All proofs for this section are provided in Appendix~\ref{sec:proofs_A}. As demonstrated by \citet{Peters2014}, extending the analysis from two to multiple variables can be achieved by appropriately constraining the involved distributions and functions so that, locally, the problem reduces to the bivariate case.
\begin{corollary}\label{corollary:multivariate_identifiability}
  Let \((\mathbf{X}, \mathbf{N}, \mathcal{F}, \mathcal{G}_0)\) be a GANM with \(p\) variables.
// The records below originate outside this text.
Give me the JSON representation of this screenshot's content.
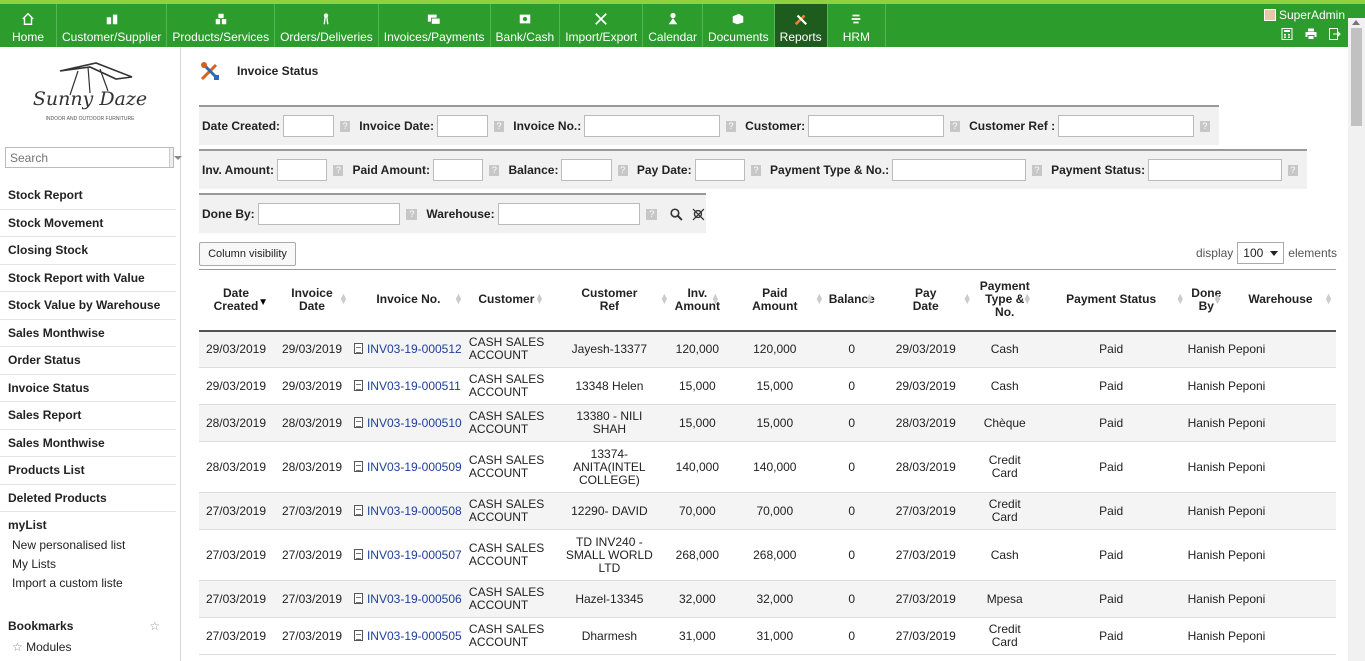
{
  "nav": [
    {
      "label": "Home",
      "icon": "home-icon"
    },
    {
      "label": "Customer/Supplier",
      "icon": "customer-supplier-icon"
    },
    {
      "label": "Products/Services",
      "icon": "products-icon"
    },
    {
      "label": "Orders/Deliveries",
      "icon": "orders-icon"
    },
    {
      "label": "Invoices/Payments",
      "icon": "invoices-icon"
    },
    {
      "label": "Bank/Cash",
      "icon": "bank-icon"
    },
    {
      "label": "Import/Export",
      "icon": "import-export-icon"
    },
    {
      "label": "Calendar",
      "icon": "calendar-icon"
    },
    {
      "label": "Documents",
      "icon": "documents-icon"
    },
    {
      "label": "Reports",
      "icon": "reports-icon"
    },
    {
      "label": "HRM",
      "icon": "hrm-icon"
    }
  ],
  "user": {
    "name": "SuperAdmin"
  },
  "logo": {
    "name": "Sunny Daze",
    "tagline": "INDOOR AND OUTDOOR FURNITURE"
  },
  "search": {
    "placeholder": "Search"
  },
  "sidebar": {
    "items": [
      "Stock Report",
      "Stock Movement",
      "Closing Stock",
      "Stock Report with Value",
      "Stock Value by Warehouse",
      "Sales Monthwise",
      "Order Status",
      "Invoice Status",
      "Sales Report",
      "Sales Monthwise",
      "Products List",
      "Deleted Products"
    ],
    "mylist": {
      "title": "myList",
      "items": [
        "New personalised list",
        "My Lists",
        "Import a custom liste"
      ]
    },
    "bookmarks": {
      "title": "Bookmarks",
      "items": [
        "Modules"
      ]
    }
  },
  "page": {
    "title": "Invoice Status"
  },
  "filters": {
    "date_created": "Date Created:",
    "invoice_date": "Invoice Date:",
    "invoice_no": "Invoice No.:",
    "customer": "Customer:",
    "customer_ref": "Customer Ref :",
    "inv_amount": "Inv. Amount:",
    "paid_amount": "Paid Amount:",
    "balance": "Balance:",
    "pay_date": "Pay Date:",
    "payment_type": "Payment Type & No.:",
    "payment_status": "Payment Status:",
    "done_by": "Done By:",
    "warehouse": "Warehouse:",
    "help": "?"
  },
  "colvis": "Column visibility",
  "display": {
    "before": "display",
    "value": "100",
    "after": "elements"
  },
  "table": {
    "headers": [
      [
        "Date",
        "Created"
      ],
      [
        "Invoice",
        "Date"
      ],
      [
        "Invoice No."
      ],
      [
        "Customer"
      ],
      [
        "Customer",
        "Ref"
      ],
      [
        "Inv.",
        "Amount"
      ],
      [
        "Paid",
        "Amount"
      ],
      [
        "Balance"
      ],
      [
        "Pay",
        "Date"
      ],
      [
        "Payment",
        "Type &",
        "No."
      ],
      [
        "Payment Status"
      ],
      [
        "Done",
        "By"
      ],
      [
        "Warehouse"
      ]
    ],
    "rows": [
      {
        "date_created": "29/03/2019",
        "invoice_date": "29/03/2019",
        "invoice_no": "INV03-19-000512",
        "customer": [
          "CASH SALES",
          "ACCOUNT"
        ],
        "customer_ref": [
          "Jayesh-13377"
        ],
        "inv_amount": "120,000",
        "paid_amount": "120,000",
        "balance": "0",
        "pay_date": "29/03/2019",
        "payment_type": "Cash",
        "payment_status": "Paid",
        "done_by": "Hanish",
        "warehouse": "Peponi"
      },
      {
        "date_created": "29/03/2019",
        "invoice_date": "29/03/2019",
        "invoice_no": "INV03-19-000511",
        "customer": [
          "CASH SALES",
          "ACCOUNT"
        ],
        "customer_ref": [
          "13348 Helen"
        ],
        "inv_amount": "15,000",
        "paid_amount": "15,000",
        "balance": "0",
        "pay_date": "29/03/2019",
        "payment_type": "Cash",
        "payment_status": "Paid",
        "done_by": "Hanish",
        "warehouse": "Peponi"
      },
      {
        "date_created": "28/03/2019",
        "invoice_date": "28/03/2019",
        "invoice_no": "INV03-19-000510",
        "customer": [
          "CASH SALES",
          "ACCOUNT"
        ],
        "customer_ref": [
          "13380 - NILI",
          "SHAH"
        ],
        "inv_amount": "15,000",
        "paid_amount": "15,000",
        "balance": "0",
        "pay_date": "28/03/2019",
        "payment_type": "Chèque",
        "payment_status": "Paid",
        "done_by": "Hanish",
        "warehouse": "Peponi"
      },
      {
        "date_created": "28/03/2019",
        "invoice_date": "28/03/2019",
        "invoice_no": "INV03-19-000509",
        "customer": [
          "CASH SALES",
          "ACCOUNT"
        ],
        "customer_ref": [
          "13374-",
          "ANITA(INTEL",
          "COLLEGE)"
        ],
        "inv_amount": "140,000",
        "paid_amount": "140,000",
        "balance": "0",
        "pay_date": "28/03/2019",
        "payment_type": "Credit Card",
        "payment_status": "Paid",
        "done_by": "Hanish",
        "warehouse": "Peponi"
      },
      {
        "date_created": "27/03/2019",
        "invoice_date": "27/03/2019",
        "invoice_no": "INV03-19-000508",
        "customer": [
          "CASH SALES",
          "ACCOUNT"
        ],
        "customer_ref": [
          "12290- DAVID"
        ],
        "inv_amount": "70,000",
        "paid_amount": "70,000",
        "balance": "0",
        "pay_date": "27/03/2019",
        "payment_type": "Credit Card",
        "payment_status": "Paid",
        "done_by": "Hanish",
        "warehouse": "Peponi"
      },
      {
        "date_created": "27/03/2019",
        "invoice_date": "27/03/2019",
        "invoice_no": "INV03-19-000507",
        "customer": [
          "CASH SALES",
          "ACCOUNT"
        ],
        "customer_ref": [
          "TD INV240 -",
          "SMALL WORLD",
          "LTD"
        ],
        "inv_amount": "268,000",
        "paid_amount": "268,000",
        "balance": "0",
        "pay_date": "27/03/2019",
        "payment_type": "Cash",
        "payment_status": "Paid",
        "done_by": "Hanish",
        "warehouse": "Peponi"
      },
      {
        "date_created": "27/03/2019",
        "invoice_date": "27/03/2019",
        "invoice_no": "INV03-19-000506",
        "customer": [
          "CASH SALES",
          "ACCOUNT"
        ],
        "customer_ref": [
          "Hazel-13345"
        ],
        "inv_amount": "32,000",
        "paid_amount": "32,000",
        "balance": "0",
        "pay_date": "27/03/2019",
        "payment_type": "Mpesa",
        "payment_status": "Paid",
        "done_by": "Hanish",
        "warehouse": "Peponi"
      },
      {
        "date_created": "27/03/2019",
        "invoice_date": "27/03/2019",
        "invoice_no": "INV03-19-000505",
        "customer": [
          "CASH SALES",
          "ACCOUNT"
        ],
        "customer_ref": [
          "Dharmesh"
        ],
        "inv_amount": "31,000",
        "paid_amount": "31,000",
        "balance": "0",
        "pay_date": "27/03/2019",
        "payment_type": "Credit Card",
        "payment_status": "Paid",
        "done_by": "Hanish",
        "warehouse": "Peponi"
      }
    ]
  },
  "colors": {
    "topbar": "#2c9c2c",
    "topbar_accent": "#8fd13f",
    "active_tab": "#1d5c1d",
    "link": "#1e3f9a"
  }
}
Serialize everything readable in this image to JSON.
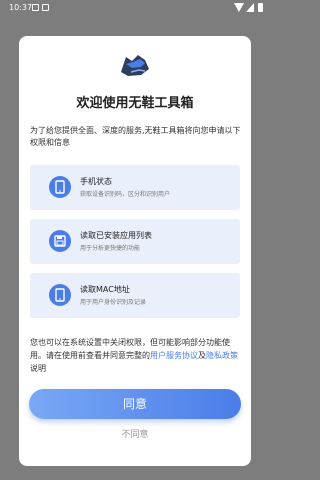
{
  "status_bar": {
    "time": "10:37"
  },
  "dialog": {
    "title": "欢迎使用无鞋工具箱",
    "intro": "为了给您提供全面、深度的服务,无鞋工具箱将向您申请以下权限和信息",
    "permissions": [
      {
        "icon": "phone-icon",
        "title": "手机状态",
        "desc": "获取设备识别码，区分和识别用户"
      },
      {
        "icon": "save-icon",
        "title": "读取已安装应用列表",
        "desc": "用于分析更快捷的功能"
      },
      {
        "icon": "phone-icon",
        "title": "读取MAC地址",
        "desc": "用于用户身份识别及记录"
      }
    ],
    "footer": {
      "text_1": "您也可以在系统设置中关闭权限，但可能影响部分功能使用。请在使用前查看并同意完整的",
      "link_user_agreement": "用户服务协议",
      "connector": "及",
      "link_privacy_policy": "隐私政策",
      "text_2": "说明"
    },
    "agree_label": "同意",
    "disagree_label": "不同意"
  },
  "colors": {
    "accent": "#4a7de8",
    "permission_bg": "#e9effb",
    "overlay": "#7d7d7d"
  }
}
Suppose that for each node \(g \in [p]\), each parent \(j \in pa(g)\), and every set \(S\) satisfying
  \begin{equation*}
    pa(g) \setminus \{j\} \subseteq S \subseteq nd(g) \setminus \{g,j\},
  \end{equation*}
  there exists a realization \(\mathbf{x}_S \in \mathbb{R}^{\abs{S}}\) for which the conditional distribution of \(\mathbf{X}_S\) has strictly positive density with respect to the Lebesgue measure, and the triple
  \begin{equation*}
    \left(f_g(\mathbf{x}_{pa(g)\setminus \{j\}}, \mathbf{x}_j), P_{\mathbf{X}_j,\mathbf{X}_g\mid \mathbf{X}_S=\mathbf{x}_S}, P_{\mathbf{X}_j}\right)
  \end{equation*}
  satisfies Condition~\ref{cond:identifiability}. Here, the arguments \(\mathbf{x}_{pa(g)\setminus \{j\}}\) are held fixed, making the function \(f_g(\mathbf{x}_{pa(g)\setminus \{j\}}, \mathbf{x}_j)\) depend solely on \(\mathbf{x}_j\).
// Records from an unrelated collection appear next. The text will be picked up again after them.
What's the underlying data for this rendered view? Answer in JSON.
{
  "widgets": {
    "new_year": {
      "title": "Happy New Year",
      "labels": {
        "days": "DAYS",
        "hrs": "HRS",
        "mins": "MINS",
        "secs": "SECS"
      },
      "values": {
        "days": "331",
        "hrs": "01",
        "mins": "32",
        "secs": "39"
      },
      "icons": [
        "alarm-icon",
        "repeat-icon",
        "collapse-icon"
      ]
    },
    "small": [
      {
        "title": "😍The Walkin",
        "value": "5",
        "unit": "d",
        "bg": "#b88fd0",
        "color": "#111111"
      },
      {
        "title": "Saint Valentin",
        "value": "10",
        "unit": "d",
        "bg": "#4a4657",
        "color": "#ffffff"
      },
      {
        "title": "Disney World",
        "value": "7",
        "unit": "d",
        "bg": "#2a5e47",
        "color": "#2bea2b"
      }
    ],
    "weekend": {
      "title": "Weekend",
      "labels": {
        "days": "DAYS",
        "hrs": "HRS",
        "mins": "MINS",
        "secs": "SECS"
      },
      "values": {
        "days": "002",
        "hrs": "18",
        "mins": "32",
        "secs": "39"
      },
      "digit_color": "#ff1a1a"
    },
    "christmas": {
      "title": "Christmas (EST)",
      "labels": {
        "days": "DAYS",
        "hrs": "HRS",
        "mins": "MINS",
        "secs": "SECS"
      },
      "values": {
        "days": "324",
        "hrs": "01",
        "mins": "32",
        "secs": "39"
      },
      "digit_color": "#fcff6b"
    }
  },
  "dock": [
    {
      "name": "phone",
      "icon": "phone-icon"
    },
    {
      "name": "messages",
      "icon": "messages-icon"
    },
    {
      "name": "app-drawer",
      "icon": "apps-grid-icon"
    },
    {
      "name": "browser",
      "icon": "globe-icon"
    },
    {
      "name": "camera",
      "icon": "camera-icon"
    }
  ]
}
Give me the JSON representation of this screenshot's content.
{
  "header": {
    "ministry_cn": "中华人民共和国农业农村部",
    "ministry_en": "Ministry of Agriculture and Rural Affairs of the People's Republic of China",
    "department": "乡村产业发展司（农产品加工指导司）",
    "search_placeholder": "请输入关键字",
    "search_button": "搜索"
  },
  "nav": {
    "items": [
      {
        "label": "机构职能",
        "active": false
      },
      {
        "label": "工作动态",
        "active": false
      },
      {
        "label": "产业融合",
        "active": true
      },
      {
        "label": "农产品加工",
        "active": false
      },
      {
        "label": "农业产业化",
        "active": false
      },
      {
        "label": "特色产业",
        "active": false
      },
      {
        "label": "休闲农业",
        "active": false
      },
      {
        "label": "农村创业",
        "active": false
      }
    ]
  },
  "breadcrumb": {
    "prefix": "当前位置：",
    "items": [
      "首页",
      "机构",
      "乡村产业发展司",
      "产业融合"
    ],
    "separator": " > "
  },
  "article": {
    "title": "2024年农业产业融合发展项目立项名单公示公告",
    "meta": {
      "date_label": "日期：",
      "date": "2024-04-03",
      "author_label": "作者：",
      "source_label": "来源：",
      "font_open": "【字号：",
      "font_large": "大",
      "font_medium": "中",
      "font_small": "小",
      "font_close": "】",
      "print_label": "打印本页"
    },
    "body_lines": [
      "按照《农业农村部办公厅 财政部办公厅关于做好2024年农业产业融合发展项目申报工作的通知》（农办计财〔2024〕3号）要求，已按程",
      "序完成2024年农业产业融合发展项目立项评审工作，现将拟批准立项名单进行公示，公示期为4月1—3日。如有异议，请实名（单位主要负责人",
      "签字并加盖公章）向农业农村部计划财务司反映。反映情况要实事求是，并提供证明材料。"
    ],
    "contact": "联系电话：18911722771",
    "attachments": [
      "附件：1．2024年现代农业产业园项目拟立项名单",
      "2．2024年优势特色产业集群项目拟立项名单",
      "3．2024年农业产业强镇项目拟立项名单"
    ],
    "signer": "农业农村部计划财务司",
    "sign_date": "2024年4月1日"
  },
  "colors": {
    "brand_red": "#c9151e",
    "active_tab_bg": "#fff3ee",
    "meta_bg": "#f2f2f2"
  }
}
  Then the graph \(\mathcal{G}_0\) is identifiable from the joint distribution \(P_{\mathbf{X}}\).
\end{corollary}

Clearly, fixing all arguments of \(f_g\) except \(\mathbf{X}_j\) also leads to a bivariate GANM. Corollary~\ref{corollary:multivariate_identifiability} suggests that this is not enough. Instead, we need to put restrictions on the conditional distribution of \(\mathbf{X}_j\). The following result guides the estimation strategy described in the ensuing section.
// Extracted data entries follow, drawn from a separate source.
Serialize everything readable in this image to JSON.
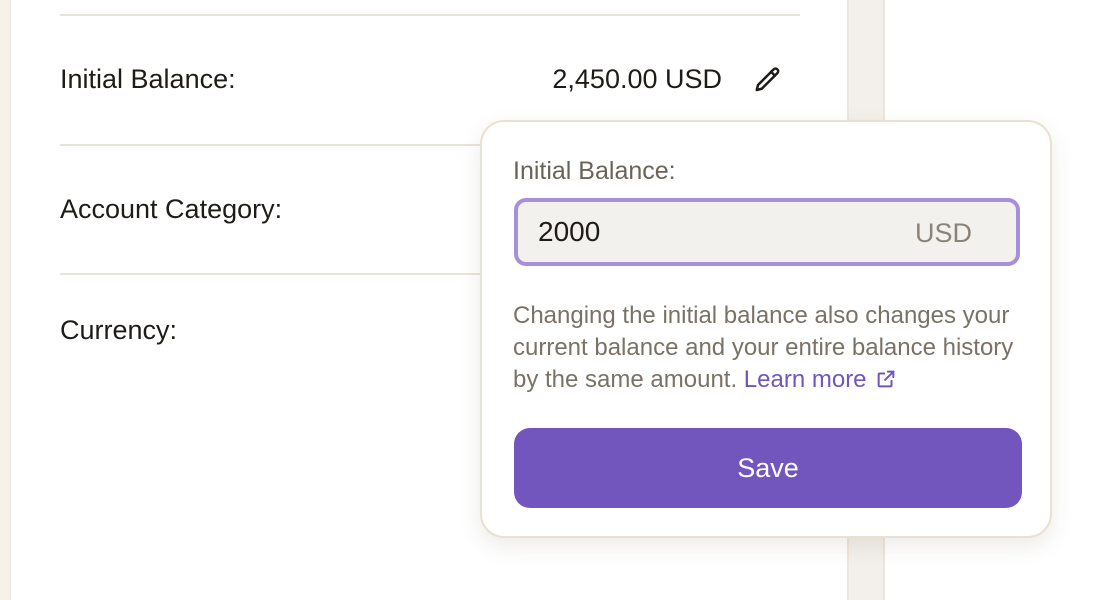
{
  "account_fields": {
    "initial_balance": {
      "label": "Initial Balance:",
      "value": "2,450.00 USD",
      "edit_icon": "pencil-icon"
    },
    "account_category": {
      "label": "Account Category:"
    },
    "currency": {
      "label": "Currency:"
    }
  },
  "popover": {
    "label": "Initial Balance:",
    "input_value": "2000",
    "currency_suffix": "USD",
    "help_text": "Changing the initial balance also changes your current balance and your entire balance history by the same amount.",
    "learn_more_label": "Learn more",
    "learn_more_icon": "external-link-icon",
    "save_label": "Save"
  },
  "colors": {
    "accent": "#7256bd",
    "input_border": "#a690d9",
    "link": "#7056be",
    "divider": "#ece3d6"
  }
}
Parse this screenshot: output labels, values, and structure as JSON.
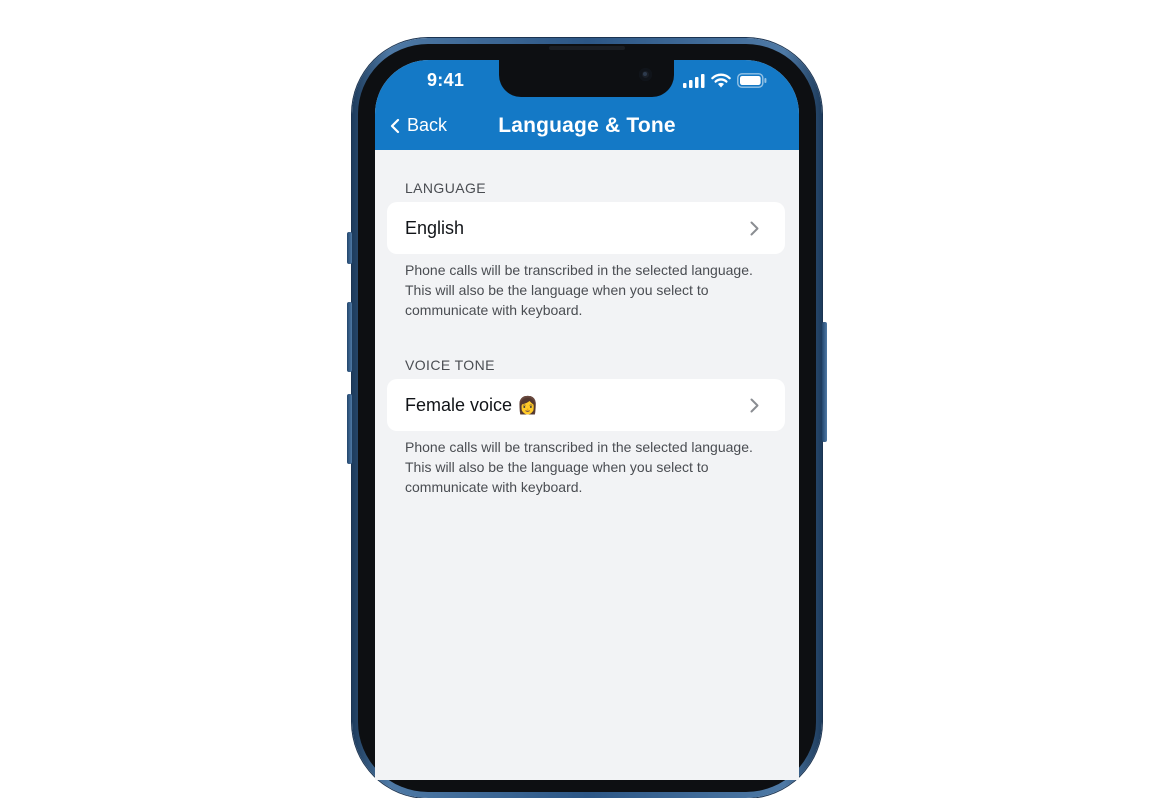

\begin{lemma}\label{lemma:ancestor_independence}
  Let $(\mathbf{X}, \mathbf{N}, \mathcal{F}, \mathcal{G}_0)$ be a GSEM. For all \(S \subseteq
  nd_{\mathcal{G}_0}(g)\), we have \(\mathbf{N}_g \indep \mathbf{X}_S\).
\end{lemma}

In particular, if \(g \in [p]\) is a sink node, i.e., a node without any descendants, its
non-descendants is the set of all other nodes in \(\mathcal{G}_0\). Thus, its corresponding noise
vector \(\mathbf{N}_g\) is independent of all other variables \(\mathbf{X}_{[p]\setminus
\{g\}}\).